Apple has plans to introduce new Emojis to represent people with disabilities, according to the blog Emojipedia. The new emojis include a guide dog, hearing aid, prosthetic limbs, and people using canes and wheelchairs.
In its simplest sense, emojis are little pictures. In the wider sense they are portrayals of individual traits, a visual element that we can use and relate to in daily conversations. Emojis are the fastest-growing language worldwide, with more than 92% of the world’s online population using the ideograms, according a 2016 Report.
With aims to be more inclusive, Apple is expanding their emoji library with more diverse icons.
“Apple is requesting the addition of emoji to better represent individuals with disabilities,” the company wrote in its submission to the Unicode Consortium. “Currently, emoji provide a wide range of options, but may not represent the experiences of those with disabilities.”
The new emojis will be evaluated at the Unicode Technical Committee next month, and if approved, due for a release during the first half of 2019, according to The Verge.
Apple worked with various disability organizations to create these characters, including the American Council of the Blind, the Cerebral Palsy Foundation and the National Association of the Deaf, according to its submission to Unicode. The ultimate goal, the company says, is to expand the list in the future to ensure the range of emojis will provide something for everyone.
Last year, Apple added a sign language emoji for the gesture for ‘I Love You’, which delighted the Deaf community.
There’s now an emoji for the #asl sign for “I Love You” and that makes me happy. 🤟🤟🏻🤟🏼🤟🏽🤟🏾🤟🏿
— Sarah (@SarahInMI) November 1, 2017
On the other hand, labeling is always a hotly contested issue. What I’m attempting to illustrate is; we all are well aware that we are far more than our disability.
When introducing ourselves, we wouldn’t say, “This is Sarah, she has one leg,” or, “can I introduce Simon, he is blind.” We aren’t defined by one individual characteristic.

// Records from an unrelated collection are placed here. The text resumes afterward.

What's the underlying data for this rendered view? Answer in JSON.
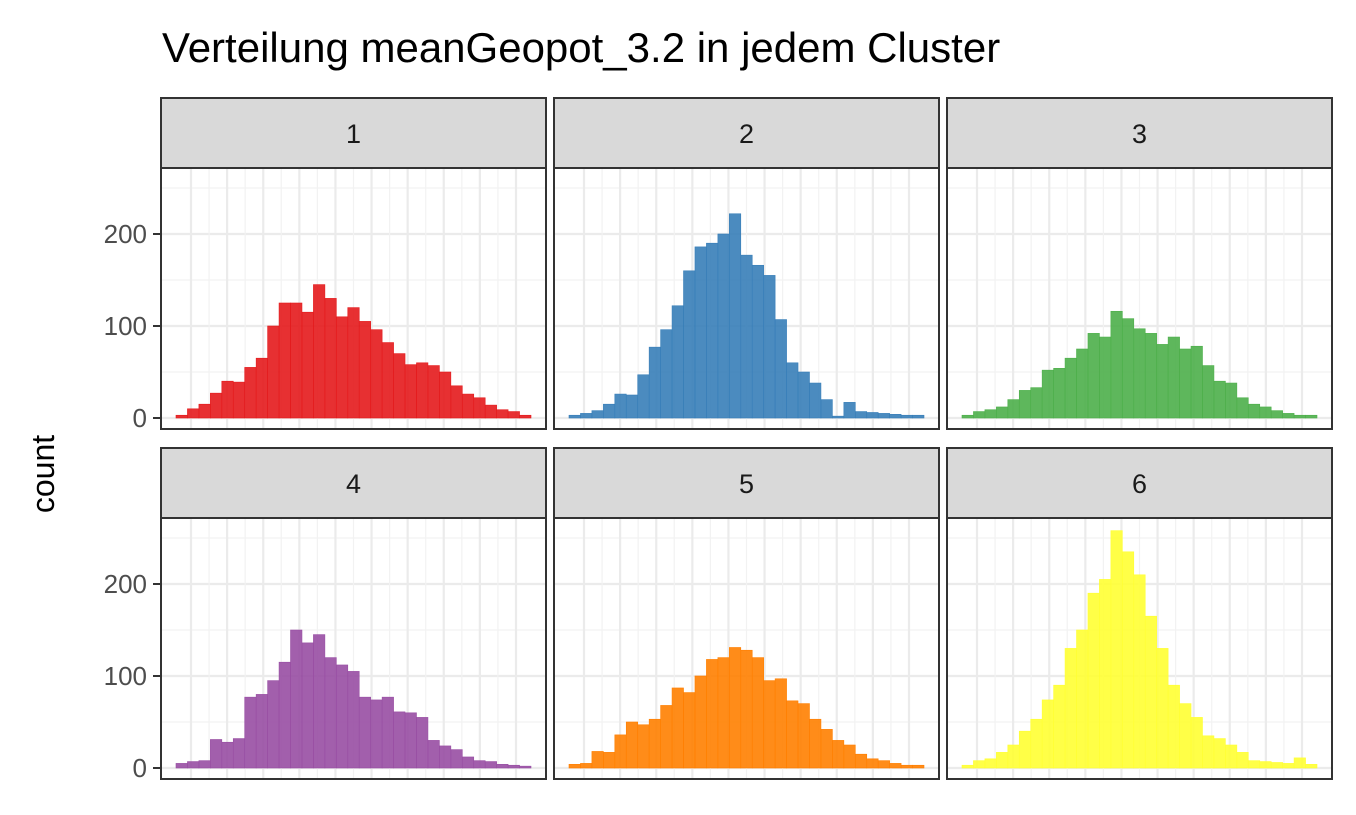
{
  "chart_data": {
    "type": "bar",
    "title": "Verteilung meanGeopot_3.2 in jedem Cluster",
    "xlabel": "",
    "ylabel": "count",
    "ylim": [
      0,
      265
    ],
    "yticks": [
      0,
      100,
      200
    ],
    "grid": true,
    "legend": "none",
    "panels": [
      {
        "label": "1",
        "color": "#E41A1C",
        "values": [
          3,
          10,
          15,
          27,
          40,
          39,
          55,
          65,
          100,
          125,
          125,
          115,
          145,
          130,
          110,
          120,
          105,
          96,
          82,
          70,
          58,
          60,
          57,
          50,
          35,
          26,
          22,
          14,
          9,
          7,
          3
        ]
      },
      {
        "label": "2",
        "color": "#377EB8",
        "values": [
          3,
          5,
          8,
          15,
          26,
          25,
          47,
          77,
          96,
          122,
          160,
          186,
          190,
          200,
          222,
          177,
          166,
          155,
          107,
          60,
          50,
          38,
          20,
          2,
          17,
          7,
          6,
          5,
          4,
          3,
          3
        ]
      },
      {
        "label": "3",
        "color": "#4DAF4A",
        "values": [
          3,
          7,
          9,
          12,
          20,
          30,
          33,
          52,
          54,
          65,
          75,
          92,
          88,
          116,
          108,
          97,
          92,
          80,
          88,
          75,
          78,
          57,
          40,
          38,
          22,
          15,
          12,
          8,
          5,
          3,
          3
        ]
      },
      {
        "label": "4",
        "color": "#984EA3",
        "values": [
          5,
          7,
          8,
          31,
          28,
          32,
          77,
          80,
          95,
          115,
          150,
          136,
          145,
          120,
          112,
          105,
          77,
          74,
          77,
          61,
          60,
          55,
          30,
          24,
          20,
          12,
          8,
          7,
          4,
          3,
          2
        ]
      },
      {
        "label": "5",
        "color": "#FF7F00",
        "values": [
          4,
          5,
          18,
          17,
          36,
          50,
          47,
          53,
          68,
          87,
          82,
          100,
          118,
          120,
          131,
          128,
          120,
          95,
          97,
          73,
          70,
          53,
          42,
          30,
          25,
          15,
          10,
          8,
          5,
          3,
          3
        ]
      },
      {
        "label": "6",
        "color": "#FFFF33",
        "values": [
          3,
          8,
          10,
          17,
          25,
          40,
          53,
          74,
          90,
          130,
          150,
          190,
          205,
          258,
          235,
          210,
          165,
          130,
          90,
          70,
          55,
          35,
          32,
          25,
          17,
          8,
          7,
          6,
          5,
          11,
          4
        ]
      }
    ]
  }
}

The disabled emojis are a step in the right direction with regards to equality, but some might question if they’re worth anything?

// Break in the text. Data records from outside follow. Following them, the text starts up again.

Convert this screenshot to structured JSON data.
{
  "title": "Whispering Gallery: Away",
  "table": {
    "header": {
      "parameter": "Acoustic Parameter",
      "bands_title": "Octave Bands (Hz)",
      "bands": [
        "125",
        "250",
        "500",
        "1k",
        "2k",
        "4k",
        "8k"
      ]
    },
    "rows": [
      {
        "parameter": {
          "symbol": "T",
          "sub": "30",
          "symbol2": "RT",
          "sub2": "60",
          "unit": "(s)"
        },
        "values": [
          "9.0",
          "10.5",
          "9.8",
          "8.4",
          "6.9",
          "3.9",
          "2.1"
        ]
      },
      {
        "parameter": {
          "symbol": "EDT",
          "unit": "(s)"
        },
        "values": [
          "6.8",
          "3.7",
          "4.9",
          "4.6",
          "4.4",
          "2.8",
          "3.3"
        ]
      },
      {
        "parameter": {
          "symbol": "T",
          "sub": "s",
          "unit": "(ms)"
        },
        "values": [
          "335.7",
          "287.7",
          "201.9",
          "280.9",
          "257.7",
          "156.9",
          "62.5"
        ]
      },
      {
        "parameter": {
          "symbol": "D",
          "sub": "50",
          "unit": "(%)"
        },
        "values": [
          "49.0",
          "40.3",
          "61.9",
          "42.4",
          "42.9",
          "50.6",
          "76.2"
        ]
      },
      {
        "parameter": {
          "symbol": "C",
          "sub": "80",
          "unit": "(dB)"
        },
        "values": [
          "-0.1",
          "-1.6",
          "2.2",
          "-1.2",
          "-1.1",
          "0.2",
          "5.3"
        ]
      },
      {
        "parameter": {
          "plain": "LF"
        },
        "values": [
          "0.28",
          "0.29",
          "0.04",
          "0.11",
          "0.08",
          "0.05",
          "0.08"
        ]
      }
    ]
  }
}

The companies Barbie, Playmobil, and Lego have introduced toys with disabilities, as well as Oscar-winning Films and many books published bringing hugely important issues surrounding disability and mental health into society’s spotlight.
In my opinion, anything that brings disability awareness into the public domain is a good thing and raises awareness for all!
Portraying difference as a good thing… That’s a from me!